One limitation of our system is that we did not provide recommendations for the final two standard domains defined in the Cochrane Risk of Bias tool: selective reporting of outcomes and incomplete reporting of data. These domains typically require more sophisticated analysis of the article. While our system is able to produce recommendations for these domains [8], these are based merely on the article text; arguably it is not really possible to make more sophisticated assessments on this basis. A machine learning system to automate these outcomes using a theoretically sound method would require substantial additional technical complexity, which is not feasible in the short term. However, one option is to add these domains back into RobotReviewer to allow users to assess them manually using the same interface (and with no suggestions displayed).

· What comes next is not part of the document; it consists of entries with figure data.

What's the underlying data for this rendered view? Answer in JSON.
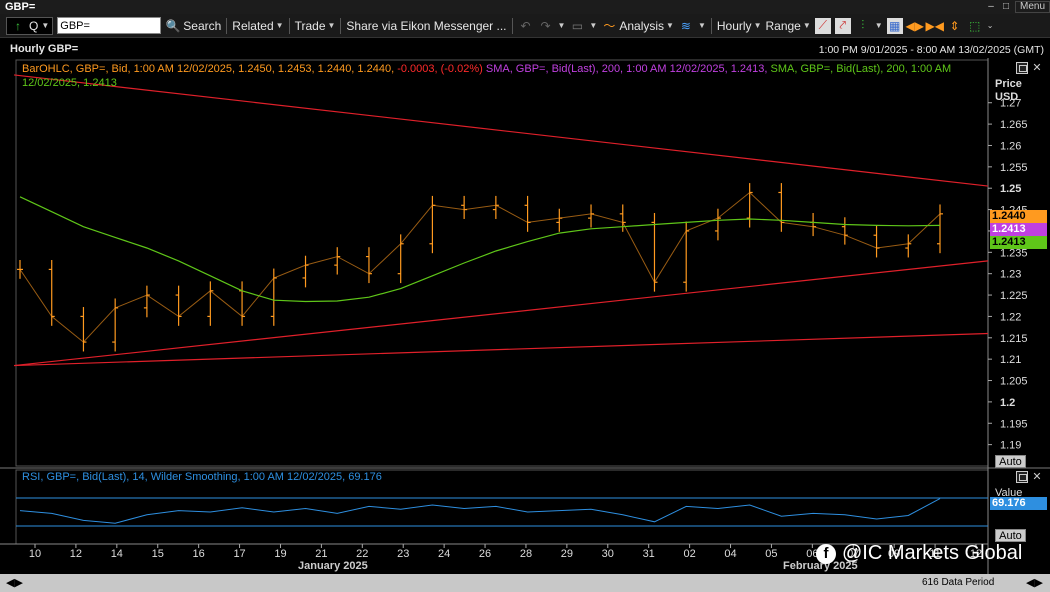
{
  "window": {
    "title": "GBP=",
    "menu_label": "Menu"
  },
  "toolbar": {
    "ric_value": "GBP=",
    "search_label": "Search",
    "related_label": "Related",
    "trade_label": "Trade",
    "share_label": "Share via Eikon Messenger ...",
    "analysis_label": "Analysis",
    "interval_label": "Hourly",
    "range_label": "Range"
  },
  "header": {
    "chart_title": "Hourly GBP=",
    "date_range": "1:00 PM 9/01/2025 - 8:00 AM 13/02/2025 (GMT)"
  },
  "legend": {
    "ohlc_text": "BarOHLC, GBP=, Bid, 1:00 AM 12/02/2025, 1.2450, 1.2453, 1.2440, 1.2440,",
    "change_text": "-0.0003, (-0.02%)",
    "sma1_text": "SMA, GBP=, Bid(Last), 200, 1:00 AM 12/02/2025, 1.2413,",
    "sma2_text": "SMA, GBP=, Bid(Last), 200, 1:00 AM 12/02/2025, 1.2413"
  },
  "axis": {
    "price_label": "Price",
    "currency_label": "USD",
    "auto_label": "Auto",
    "value_label": "Value"
  },
  "price_tags": {
    "last": "1.2440",
    "sma_purple": "1.2413",
    "sma_green": "1.2413"
  },
  "rsi": {
    "legend_text": "RSI, GBP=, Bid(Last), 14, Wilder Smoothing, 1:00 AM 12/02/2025, 69.176",
    "value_tag": "69.176"
  },
  "months": {
    "jan": "January 2025",
    "feb": "February 2025"
  },
  "watermark": "@IC Markets Global",
  "scrollbar": {
    "period_label": "616 Data Period"
  },
  "colors": {
    "bars": "#ff9a1f",
    "sma": "#5fc619",
    "sma_tag": "#c040e0",
    "trendlines": "#e0202a",
    "rsi": "#2e8fe0",
    "change_text": "#ff2a2a",
    "legend_ohlc": "#ff9a1f",
    "legend_sma1": "#c040e0",
    "legend_sma2": "#5fc619"
  },
  "chart_data": {
    "type": "line",
    "title": "Hourly GBP=",
    "ylabel": "Price USD",
    "ylim": [
      1.185,
      1.28
    ],
    "y_ticks": [
      1.19,
      1.195,
      1.2,
      1.205,
      1.21,
      1.215,
      1.22,
      1.225,
      1.23,
      1.235,
      1.24,
      1.245,
      1.25,
      1.255,
      1.26,
      1.265,
      1.27
    ],
    "y_tick_labels": [
      "1.19",
      "1.195",
      "1.2",
      "1.205",
      "1.21",
      "1.215",
      "1.22",
      "1.225",
      "1.23",
      "1.235",
      "1.24",
      "1.245",
      "1.25",
      "1.255",
      "1.26",
      "1.265",
      "1.27"
    ],
    "x_tick_labels": [
      "10",
      "12",
      "14",
      "15",
      "16",
      "17",
      "19",
      "21",
      "22",
      "23",
      "24",
      "26",
      "28",
      "29",
      "30",
      "31",
      "02",
      "04",
      "05",
      "06",
      "07",
      "09",
      "11",
      "12"
    ],
    "x": [
      "10",
      "12",
      "13",
      "14",
      "15",
      "16",
      "17",
      "19",
      "20",
      "21",
      "22",
      "23",
      "24",
      "25",
      "26",
      "27",
      "28",
      "29",
      "30",
      "31",
      "02",
      "03",
      "04",
      "05",
      "06",
      "07",
      "09",
      "10",
      "11",
      "12"
    ],
    "series": [
      {
        "role": "close",
        "values": [
          1.231,
          1.22,
          1.214,
          1.222,
          1.225,
          1.22,
          1.226,
          1.22,
          1.229,
          1.232,
          1.234,
          1.23,
          1.237,
          1.246,
          1.245,
          1.246,
          1.242,
          1.243,
          1.244,
          1.242,
          1.228,
          1.24,
          1.243,
          1.249,
          1.242,
          1.241,
          1.239,
          1.236,
          1.237,
          1.244
        ]
      },
      {
        "name": "SMA 200",
        "values": [
          1.248,
          1.2445,
          1.241,
          1.2385,
          1.236,
          1.233,
          1.2295,
          1.226,
          1.2238,
          1.2235,
          1.2236,
          1.2245,
          1.2265,
          1.2295,
          1.2325,
          1.2353,
          1.2375,
          1.2395,
          1.2405,
          1.241,
          1.2415,
          1.242,
          1.2425,
          1.2428,
          1.2425,
          1.242,
          1.2415,
          1.2413,
          1.2412,
          1.2413
        ]
      }
    ],
    "trendlines": [
      {
        "from": [
          "10",
          1.2765
        ],
        "to": [
          "12",
          1.2505
        ]
      },
      {
        "from": [
          "10",
          1.2085
        ],
        "to": [
          "12",
          1.233
        ]
      },
      {
        "from": [
          "10",
          1.2085
        ],
        "to": [
          "12",
          1.216
        ]
      }
    ],
    "rsi": {
      "period": 14,
      "last_value": 69.176,
      "reference_levels": [
        30,
        70
      ],
      "values": [
        52,
        48,
        38,
        34,
        46,
        52,
        50,
        56,
        50,
        55,
        48,
        58,
        54,
        60,
        55,
        58,
        50,
        52,
        54,
        46,
        36,
        58,
        55,
        60,
        44,
        48,
        46,
        40,
        45,
        69.176
      ]
    },
    "grid": false
  }
}
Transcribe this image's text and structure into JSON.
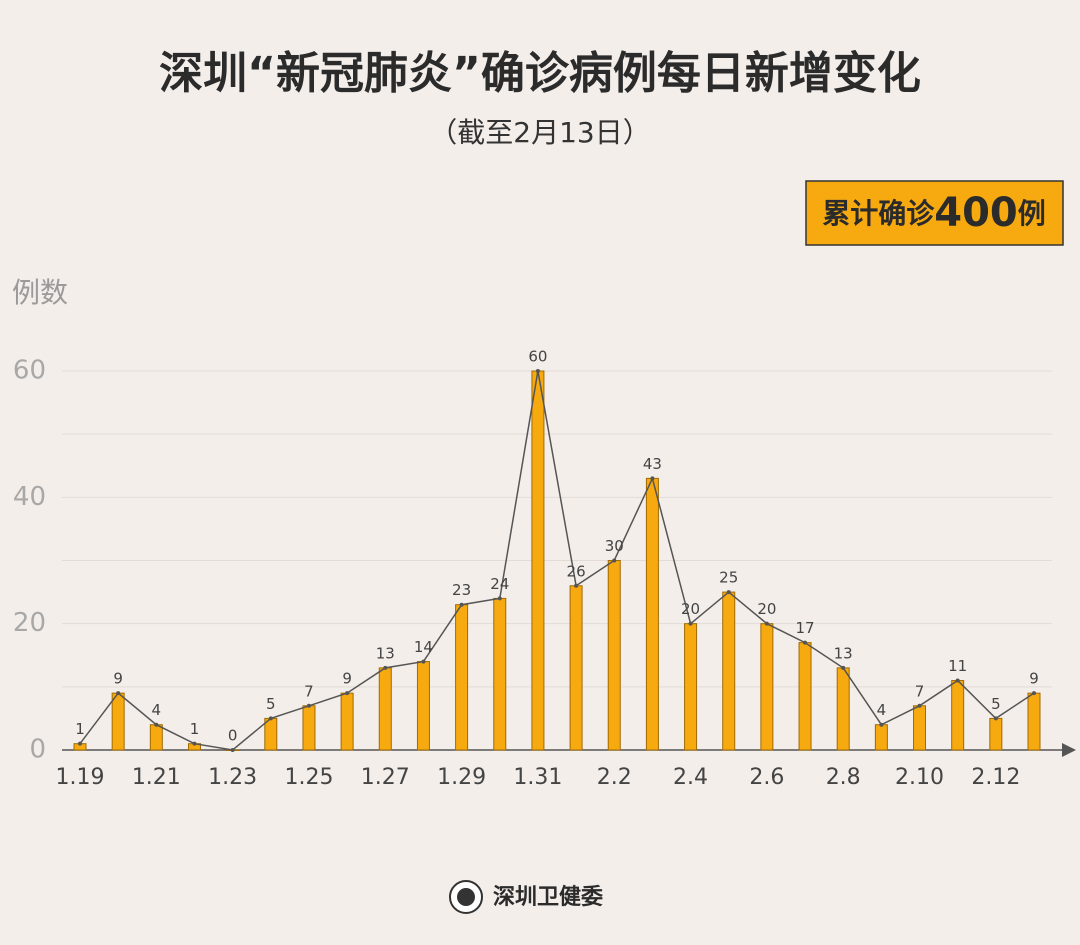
{
  "chart_data": {
    "type": "bar",
    "title": "深圳“新冠肺炎”确诊病例每日新增变化",
    "subtitle": "（截至2月13日）",
    "y_label": "例数",
    "total_box": {
      "prefix": "累计确诊",
      "value": 400,
      "suffix": "例"
    },
    "footer": "深圳卫健委",
    "categories": [
      "1.19",
      null,
      "1.21",
      null,
      "1.23",
      null,
      "1.25",
      null,
      "1.27",
      null,
      "1.29",
      null,
      "1.31",
      null,
      "2.2",
      null,
      "2.4",
      null,
      "2.6",
      null,
      "2.8",
      null,
      "2.10",
      null,
      "2.12",
      null
    ],
    "values": [
      1,
      9,
      4,
      1,
      0,
      5,
      7,
      9,
      13,
      14,
      23,
      24,
      60,
      26,
      30,
      43,
      20,
      25,
      20,
      17,
      13,
      4,
      7,
      11,
      5,
      9
    ],
    "color": "#f6aa10",
    "line_color": "#555555",
    "ylim": [
      0,
      60
    ],
    "yticks": [
      0,
      20,
      40,
      60
    ],
    "y_minor_grid": [
      10,
      30,
      50
    ],
    "grid": true
  }
}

Lastly, practices in bias assessment evolve over time. At the time of writing, a new version of the Cochrane RoB tool is at draft stage; this makes changes to the recommended methods [24]. While the core principles remain unchanged, the new version recommends the use of explicit decision trees to improve the reliability of judgments including use of additional variables not currently assessed by RobotReviewer. We aim to continue to evolve the tool to adapt to such changing methods.

Conclusions

Machine learning suggestions can be used to support bias assessment for biomedical systematic reviews via a web-interface. We found that using this semi-automated approach resulted in a 25% reduction in the time taken for risk of bias assessment, compared to the fully manual approach. Participants rated the system as very highly usable, appeared to engage meaningfully in checking and editing suggestions made by the system (rather than automatically accepting), and provided qualitative feedback on their user experience.

More generally, we believe ‘human-in-the-loop’ trials, such as this study, will become increasingly important to demonstrate any utility afforded by ML, and will provide a vital step towards getting new technologies used in practice.